The idea of floating Formula One has been around for more than a decade but there appears to be real momentum on this occasion to sell off as much as 30 percent of the company.
Banks UBS and Goldman Sachs have been hired to lead an initial public offering that could value the business at up to $10 billion.
Peter Brabeck, the chairman of Swiss food group Nestle , has been lined up to chair the company should the flotation proceed.
The driving force is private equity firm CVC Capital Partners which has owned 63.4 percent of the business since 2006 and now plans to cash in.
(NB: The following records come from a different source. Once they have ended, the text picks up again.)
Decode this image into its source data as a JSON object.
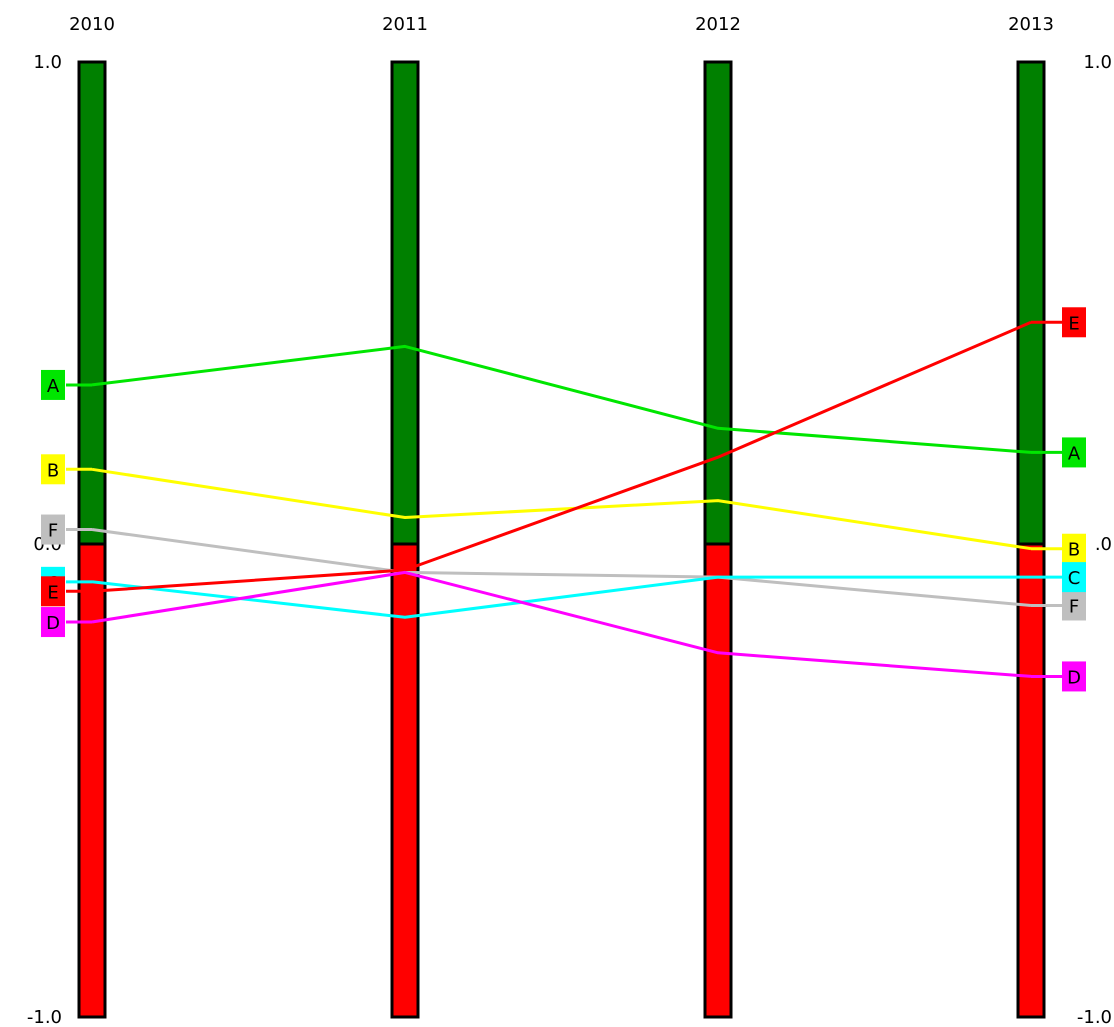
{
  "chart_data": {
    "type": "line",
    "x": [
      "2010",
      "2011",
      "2012",
      "2013"
    ],
    "ylim": [
      -1.0,
      1.0
    ],
    "left_ticks": [
      "1.0",
      "0.0",
      "-1.0"
    ],
    "right_ticks": [
      "1.0",
      ".0",
      "-1.0"
    ],
    "grid": false,
    "bar_colors": {
      "positive": "#008000",
      "negative": "#ff0000",
      "outline": "#000000"
    },
    "series": [
      {
        "name": "A",
        "color": "#00e600",
        "values": [
          0.33,
          0.41,
          0.24,
          0.19
        ]
      },
      {
        "name": "B",
        "color": "#ffff00",
        "values": [
          0.155,
          0.055,
          0.09,
          -0.01
        ]
      },
      {
        "name": "F",
        "color": "#bfbfbf",
        "values": [
          0.03,
          -0.06,
          -0.07,
          -0.13
        ]
      },
      {
        "name": "C",
        "color": "#00ffff",
        "values": [
          -0.08,
          -0.155,
          -0.07,
          -0.07
        ]
      },
      {
        "name": "E",
        "color": "#ff0000",
        "values": [
          -0.1,
          -0.055,
          0.18,
          0.46
        ]
      },
      {
        "name": "D",
        "color": "#ff00ff",
        "values": [
          -0.165,
          -0.06,
          -0.23,
          -0.28
        ]
      }
    ]
  }
}
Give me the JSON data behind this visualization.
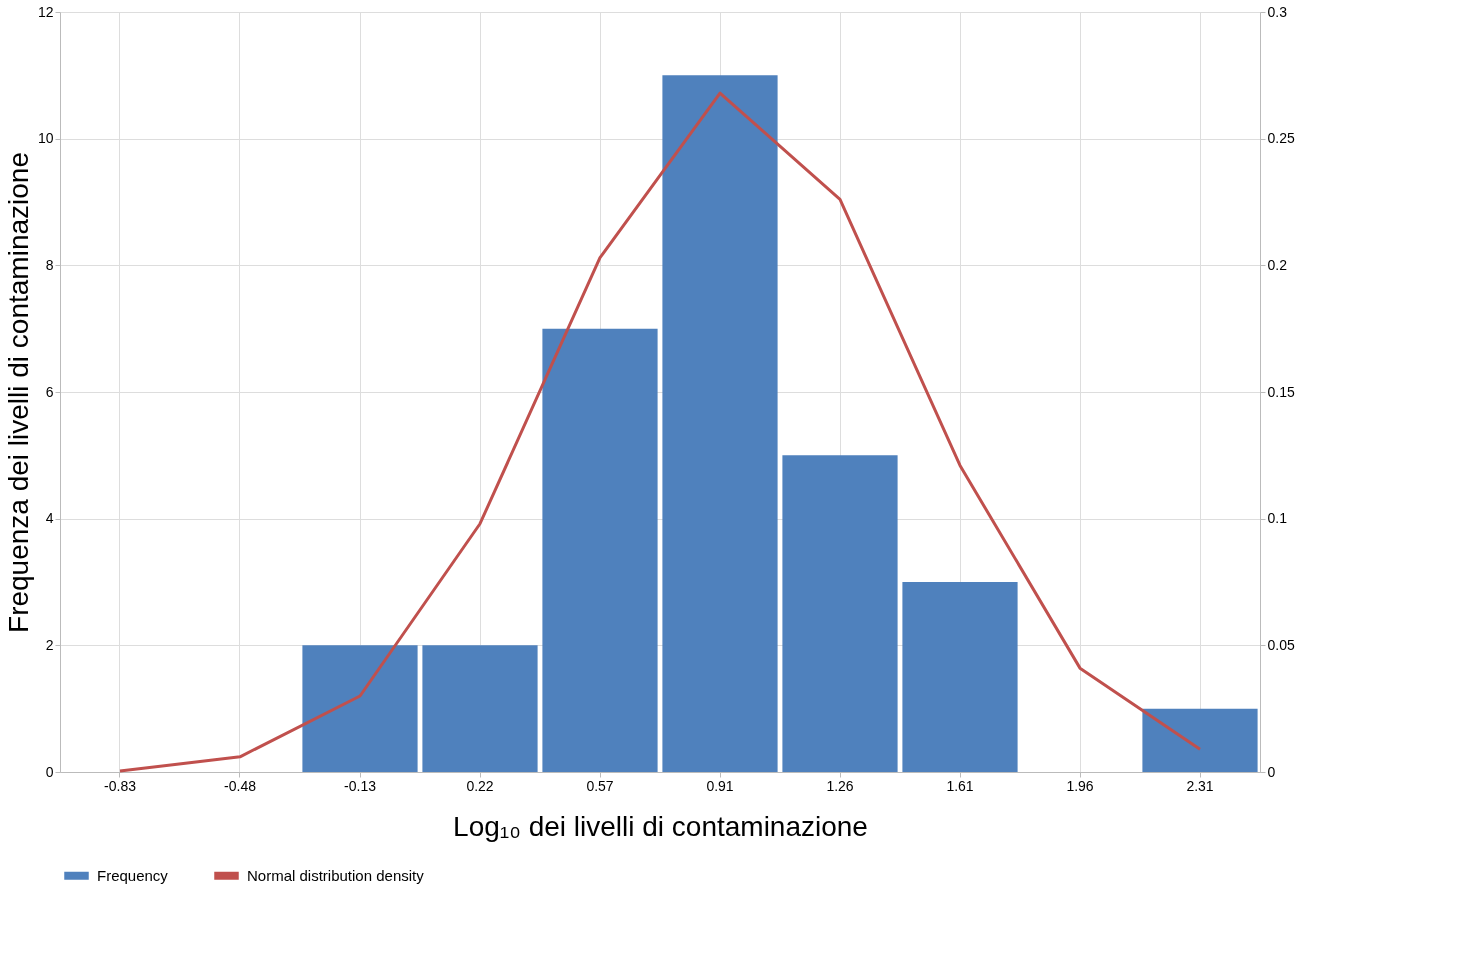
{
  "chart_data": {
    "type": "bar",
    "xlabel": "Log₁₀ dei livelli di contaminazione",
    "ylabel": "Frequenza dei livelli di contaminazione",
    "categories": [
      "-0.83",
      "-0.48",
      "-0.13",
      "0.22",
      "0.57",
      "0.91",
      "1.26",
      "1.61",
      "1.96",
      "2.31"
    ],
    "series": [
      {
        "name": "Frequency",
        "color": "#4f81bd",
        "values": [
          0,
          0,
          2,
          2,
          7,
          11,
          5,
          3,
          0,
          1
        ]
      },
      {
        "name": "Normal distribution density",
        "type": "line",
        "axis": "y2",
        "color": "#c0504d",
        "values": [
          0.0004,
          0.006,
          0.03,
          0.098,
          0.203,
          0.268,
          0.226,
          0.121,
          0.041,
          0.009
        ]
      }
    ],
    "ylim": [
      0,
      12
    ],
    "yticks": [
      0,
      2,
      4,
      6,
      8,
      10,
      12
    ],
    "y2lim": [
      0,
      0.3
    ],
    "y2ticks": [
      0,
      0.05,
      0.1,
      0.15,
      0.2,
      0.25,
      0.3
    ],
    "grid": true,
    "legend": "bottom",
    "marker": "none",
    "line_style": "solid"
  }
}
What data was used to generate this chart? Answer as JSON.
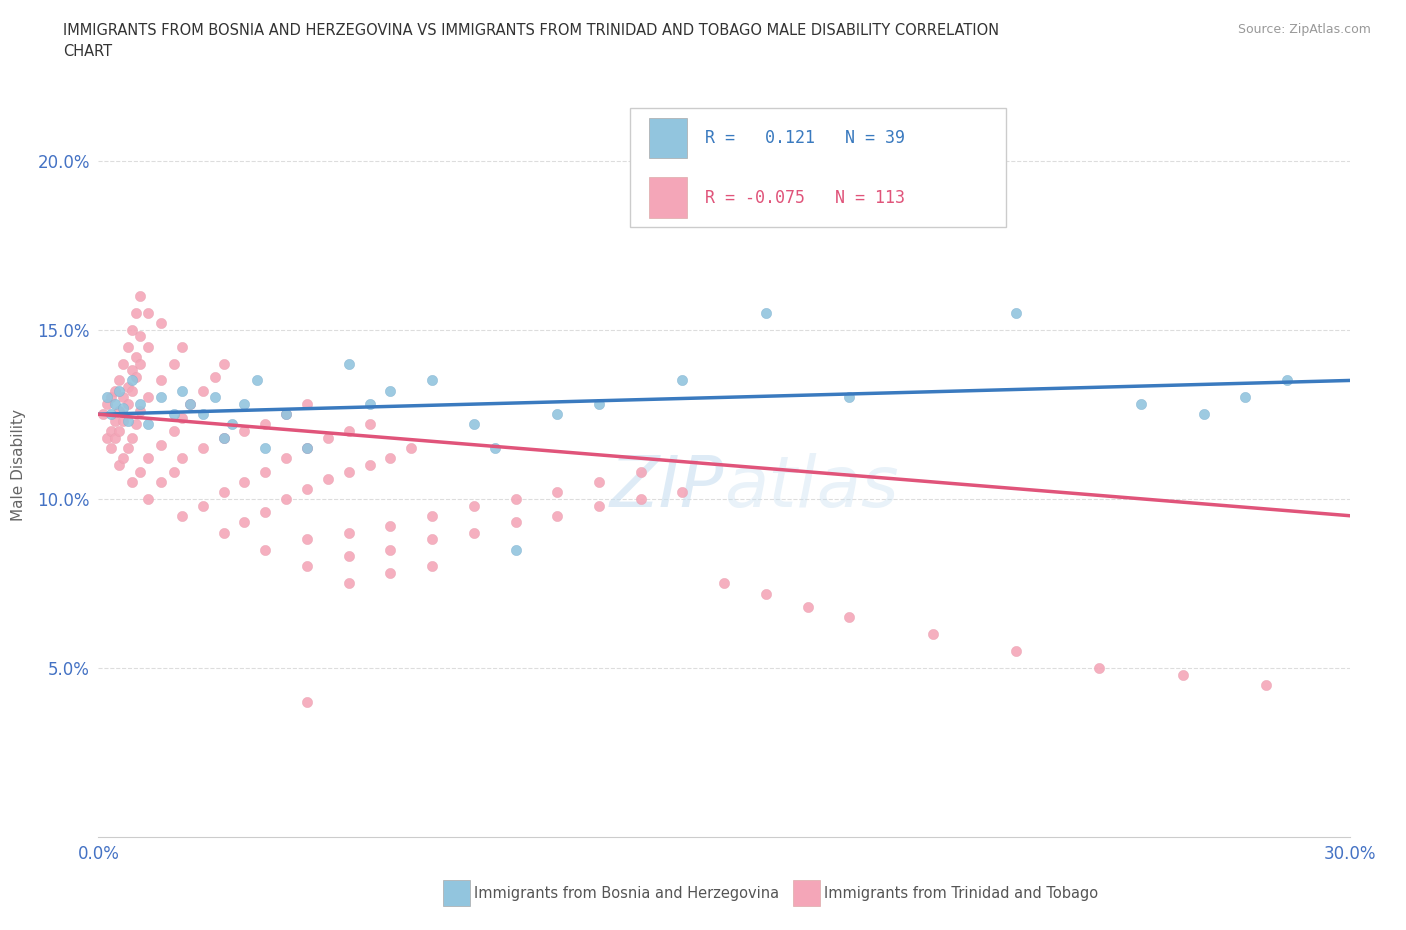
{
  "title_line1": "IMMIGRANTS FROM BOSNIA AND HERZEGOVINA VS IMMIGRANTS FROM TRINIDAD AND TOBAGO MALE DISABILITY CORRELATION",
  "title_line2": "CHART",
  "source_text": "Source: ZipAtlas.com",
  "ylabel": "Male Disability",
  "xlim": [
    0.0,
    0.3
  ],
  "ylim": [
    0.0,
    0.22
  ],
  "xticks": [
    0.0,
    0.05,
    0.1,
    0.15,
    0.2,
    0.25,
    0.3
  ],
  "yticks": [
    0.0,
    0.05,
    0.1,
    0.15,
    0.2
  ],
  "blue_scatter_color": "#92c5de",
  "pink_scatter_color": "#f4a6b8",
  "blue_line_color": "#3a7abf",
  "pink_line_color": "#e0547a",
  "watermark_color": "#c8dff0",
  "legend_text_color": "#3a7abf",
  "legend_r1": "R =   0.121",
  "legend_n1": "N = 39",
  "legend_r2": "R = -0.075",
  "legend_n2": "N = 113",
  "bottom_legend_label1": "Immigrants from Bosnia and Herzegovina",
  "bottom_legend_label2": "Immigrants from Trinidad and Tobago",
  "bosnia_x": [
    0.002,
    0.003,
    0.004,
    0.005,
    0.006,
    0.007,
    0.008,
    0.01,
    0.012,
    0.015,
    0.018,
    0.02,
    0.022,
    0.025,
    0.028,
    0.03,
    0.032,
    0.035,
    0.038,
    0.04,
    0.045,
    0.05,
    0.06,
    0.065,
    0.07,
    0.08,
    0.09,
    0.095,
    0.1,
    0.11,
    0.12,
    0.14,
    0.16,
    0.18,
    0.22,
    0.25,
    0.265,
    0.275,
    0.285
  ],
  "bosnia_y": [
    0.13,
    0.125,
    0.128,
    0.132,
    0.127,
    0.123,
    0.135,
    0.128,
    0.122,
    0.13,
    0.125,
    0.132,
    0.128,
    0.125,
    0.13,
    0.118,
    0.122,
    0.128,
    0.135,
    0.115,
    0.125,
    0.115,
    0.14,
    0.128,
    0.132,
    0.135,
    0.122,
    0.115,
    0.085,
    0.125,
    0.128,
    0.135,
    0.155,
    0.13,
    0.155,
    0.128,
    0.125,
    0.13,
    0.135
  ],
  "trinidad_x": [
    0.001,
    0.002,
    0.003,
    0.004,
    0.005,
    0.006,
    0.007,
    0.008,
    0.009,
    0.01,
    0.002,
    0.003,
    0.004,
    0.005,
    0.006,
    0.007,
    0.008,
    0.009,
    0.01,
    0.012,
    0.003,
    0.004,
    0.005,
    0.006,
    0.007,
    0.008,
    0.009,
    0.01,
    0.012,
    0.015,
    0.005,
    0.006,
    0.007,
    0.008,
    0.009,
    0.01,
    0.012,
    0.015,
    0.018,
    0.02,
    0.008,
    0.01,
    0.012,
    0.015,
    0.018,
    0.02,
    0.022,
    0.025,
    0.028,
    0.03,
    0.012,
    0.015,
    0.018,
    0.02,
    0.025,
    0.03,
    0.035,
    0.04,
    0.045,
    0.05,
    0.02,
    0.025,
    0.03,
    0.035,
    0.04,
    0.045,
    0.05,
    0.055,
    0.06,
    0.065,
    0.03,
    0.035,
    0.04,
    0.045,
    0.05,
    0.055,
    0.06,
    0.065,
    0.07,
    0.075,
    0.04,
    0.05,
    0.06,
    0.07,
    0.08,
    0.09,
    0.1,
    0.11,
    0.12,
    0.13,
    0.05,
    0.06,
    0.07,
    0.08,
    0.09,
    0.1,
    0.11,
    0.12,
    0.13,
    0.14,
    0.06,
    0.07,
    0.08,
    0.15,
    0.16,
    0.17,
    0.18,
    0.2,
    0.22,
    0.24,
    0.26,
    0.28,
    0.05
  ],
  "trinidad_y": [
    0.125,
    0.128,
    0.13,
    0.132,
    0.135,
    0.14,
    0.145,
    0.15,
    0.155,
    0.16,
    0.118,
    0.12,
    0.123,
    0.126,
    0.13,
    0.133,
    0.138,
    0.142,
    0.148,
    0.155,
    0.115,
    0.118,
    0.12,
    0.123,
    0.128,
    0.132,
    0.136,
    0.14,
    0.145,
    0.152,
    0.11,
    0.112,
    0.115,
    0.118,
    0.122,
    0.126,
    0.13,
    0.135,
    0.14,
    0.145,
    0.105,
    0.108,
    0.112,
    0.116,
    0.12,
    0.124,
    0.128,
    0.132,
    0.136,
    0.14,
    0.1,
    0.105,
    0.108,
    0.112,
    0.115,
    0.118,
    0.12,
    0.122,
    0.125,
    0.128,
    0.095,
    0.098,
    0.102,
    0.105,
    0.108,
    0.112,
    0.115,
    0.118,
    0.12,
    0.122,
    0.09,
    0.093,
    0.096,
    0.1,
    0.103,
    0.106,
    0.108,
    0.11,
    0.112,
    0.115,
    0.085,
    0.088,
    0.09,
    0.092,
    0.095,
    0.098,
    0.1,
    0.102,
    0.105,
    0.108,
    0.08,
    0.083,
    0.085,
    0.088,
    0.09,
    0.093,
    0.095,
    0.098,
    0.1,
    0.102,
    0.075,
    0.078,
    0.08,
    0.075,
    0.072,
    0.068,
    0.065,
    0.06,
    0.055,
    0.05,
    0.048,
    0.045,
    0.04
  ]
}
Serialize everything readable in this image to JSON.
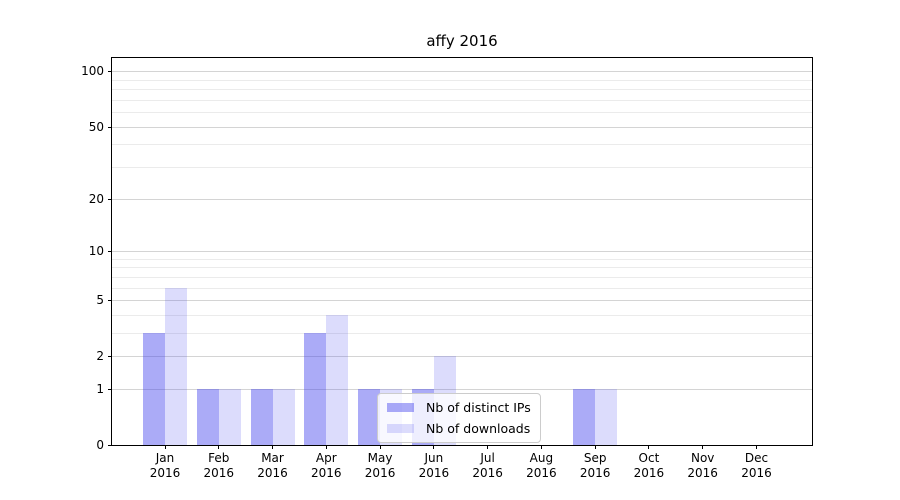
{
  "chart_data": {
    "type": "bar",
    "title": "affy 2016",
    "xlabel": "",
    "ylabel": "",
    "categories": [
      "Jan",
      "Feb",
      "Mar",
      "Apr",
      "May",
      "Jun",
      "Jul",
      "Aug",
      "Sep",
      "Oct",
      "Nov",
      "Dec"
    ],
    "x_ticks": [
      {
        "month": "Jan",
        "year": "2016"
      },
      {
        "month": "Feb",
        "year": "2016"
      },
      {
        "month": "Mar",
        "year": "2016"
      },
      {
        "month": "Apr",
        "year": "2016"
      },
      {
        "month": "May",
        "year": "2016"
      },
      {
        "month": "Jun",
        "year": "2016"
      },
      {
        "month": "Jul",
        "year": "2016"
      },
      {
        "month": "Aug",
        "year": "2016"
      },
      {
        "month": "Sep",
        "year": "2016"
      },
      {
        "month": "Oct",
        "year": "2016"
      },
      {
        "month": "Nov",
        "year": "2016"
      },
      {
        "month": "Dec",
        "year": "2016"
      }
    ],
    "series": [
      {
        "name": "Nb of distinct IPs",
        "color": "#4444ee",
        "alpha": 0.45,
        "values": [
          3,
          1,
          1,
          3,
          1,
          1,
          0,
          0,
          1,
          0,
          0,
          0
        ]
      },
      {
        "name": "Nb of downloads",
        "color": "#4444ee",
        "alpha": 0.19,
        "values": [
          6,
          1,
          1,
          4,
          1,
          2,
          0,
          0,
          1,
          0,
          0,
          0
        ]
      }
    ],
    "y_axis": {
      "scale": "log1p",
      "major_ticks": [
        0,
        1,
        2,
        5,
        10,
        20,
        50,
        100
      ],
      "minor_ticks": [
        3,
        4,
        6,
        7,
        8,
        9,
        30,
        40,
        60,
        70,
        80,
        90
      ],
      "ylim": [
        0,
        118
      ]
    },
    "legend": {
      "position": "lower center"
    },
    "grid": {
      "major_color": "#d4d4d4",
      "minor_color": "#ebebeb"
    }
  }
}
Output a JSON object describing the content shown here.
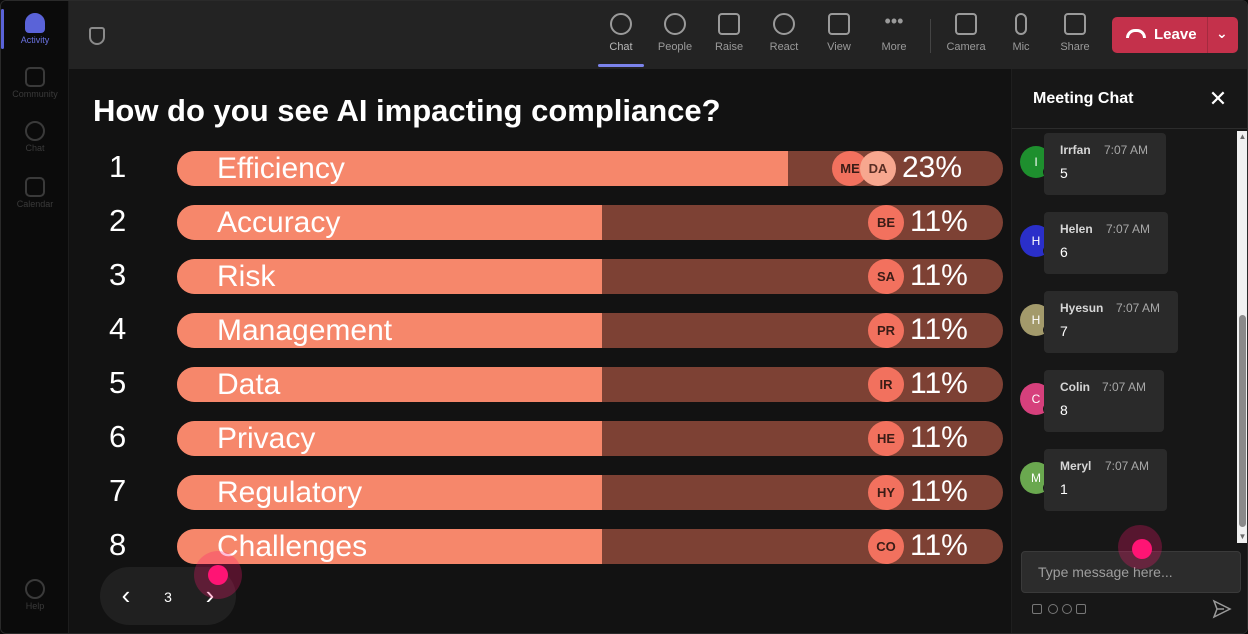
{
  "rail": {
    "items": [
      {
        "label": "Activity",
        "icon": "bell-icon",
        "active": true
      },
      {
        "label": "Community",
        "icon": "community-icon"
      },
      {
        "label": "Chat",
        "icon": "chat-icon"
      },
      {
        "label": "Calendar",
        "icon": "calendar-icon"
      },
      {
        "label": "Help",
        "icon": "help-icon"
      }
    ]
  },
  "toolbar": {
    "chat": "Chat",
    "people": "People",
    "raise": "Raise",
    "react": "React",
    "view": "View",
    "more": "More",
    "camera": "Camera",
    "mic": "Mic",
    "share": "Share",
    "leave": "Leave"
  },
  "poll": {
    "question": "How do you see AI impacting compliance?",
    "options": [
      {
        "num": "1",
        "label": "Efficiency",
        "percent": "23%",
        "fill": 0.74,
        "avatars": [
          "ME",
          "DA"
        ]
      },
      {
        "num": "2",
        "label": "Accuracy",
        "percent": "11%",
        "fill": 0.515,
        "avatars": [
          "BE"
        ]
      },
      {
        "num": "3",
        "label": "Risk",
        "percent": "11%",
        "fill": 0.515,
        "avatars": [
          "SA"
        ]
      },
      {
        "num": "4",
        "label": "Management",
        "percent": "11%",
        "fill": 0.515,
        "avatars": [
          "PR"
        ]
      },
      {
        "num": "5",
        "label": "Data",
        "percent": "11%",
        "fill": 0.515,
        "avatars": [
          "IR"
        ]
      },
      {
        "num": "6",
        "label": "Privacy",
        "percent": "11%",
        "fill": 0.515,
        "avatars": [
          "HE"
        ]
      },
      {
        "num": "7",
        "label": "Regulatory",
        "percent": "11%",
        "fill": 0.515,
        "avatars": [
          "HY"
        ]
      },
      {
        "num": "8",
        "label": "Challenges",
        "percent": "11%",
        "fill": 0.515,
        "avatars": [
          "CO"
        ]
      }
    ]
  },
  "pager": {
    "page": "3",
    "prev": "‹",
    "next": "›"
  },
  "chat": {
    "title": "Meeting Chat",
    "close": "✕",
    "messages": [
      {
        "initial": "I",
        "name": "Irrfan",
        "time": "7:07 AM",
        "text": "5",
        "color": "#1e8f2e"
      },
      {
        "initial": "H",
        "name": "Helen",
        "time": "7:07 AM",
        "text": "6",
        "color": "#2a2fc9"
      },
      {
        "initial": "H",
        "name": "Hyesun",
        "time": "7:07 AM",
        "text": "7",
        "color": "#a39a6b"
      },
      {
        "initial": "C",
        "name": "Colin",
        "time": "7:07 AM",
        "text": "8",
        "color": "#d6407c"
      },
      {
        "initial": "M",
        "name": "Meryl",
        "time": "7:07 AM",
        "text": "1",
        "color": "#6aa84f"
      }
    ],
    "placeholder": "Type message here..."
  },
  "colors": {
    "bar_fill": "#f6876b",
    "bar_track": "#7d4134",
    "avatar": "#f2715e",
    "leave": "#c4314b",
    "accent": "#7b83eb"
  }
}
CVC is seeking to cut its stake to under 50 percent, a source close to the deal has said.
Further impetus could be provided by a 15 percent stake which was held by US investment bank Lehman Brothers when it collapsed in 2008. A flotation would allow the bank's administrators to raise up to $1.5 billion for creditors.
Kimberley MacLeod, a spokeswoman for Lehman Brothers Holdings in New York, declined to comment.
Formula One is something of a paradox as a business.
Its 20 races are watched by more than 500 million television viewers, but details of its finances are harder to access.
Formula One chief Bernie Ecclestone made a presentation to bank analysts last week at London's plush Savoy Hotel and further financial details are expected to be published in coming weeks as part of efforts to woo investors.
Revenue for the current season will reach $2 billion for the first time, according to a report by industry monitor Formula Money.
Fees paid by tracks around the world to host races that bring glamour and exposure to cities are the largest part of that income at an estimated $700 million, exceeding TV income.
Based in London and run by the 81-year-old Ecclestone, Formula One has only around 250-300 staff.
It does not own its own circuits and it costs teams such as Red Bull, Ferrari and McLaren upwards of $100 million per season to compete in its races around the globe.
What Formula One Group does have are commercial rights to the sport for the next 98 years and a brand that Briton Ecclestone has built up over the last four decades.
Potential investors are also likely to press the company on a succession plan for Ecclestone, who has made his fortune from the business and retains a stake of over 5 percent.
The planned listing in Singapore is an attempt to tap into Asian appetite for prestige brands and growing enthusiasm for Formula One racing in the region.
English soccer champions Manchester United also looked at listing in Singapore before putting the plan on hold because of volatile markets last year.
"I think it is fair to say that people are quite excited about this IPO because I think the numbers are quite good," said an investment banker based in Singapore who is not involved with the deal.
"Of course it has to compete with Manchester United, but MU has withered down and this appears to be moving full steam ahead," he added. "If you look at the business model, it is a very exclusive concession that they have."
CVC floated luggage company Samsonite in Hong Kong last year, in a deal in which it again worked with Goldman Sachs. Italian fashion house Prada also listed in Hong Kong.
Simon Chadwick, professor of sports business strategy and marketing at England's Coventry University, said changes in the ownership structure could accelerate the commercial development of the sport.
"They will look at this fabulous brand and product and say what more can we do with it?" Chadwick said, noting how European soccer clubs had built on their brands in Asia.
"From a commercial point of view, it will reinvigorate the sport," he added.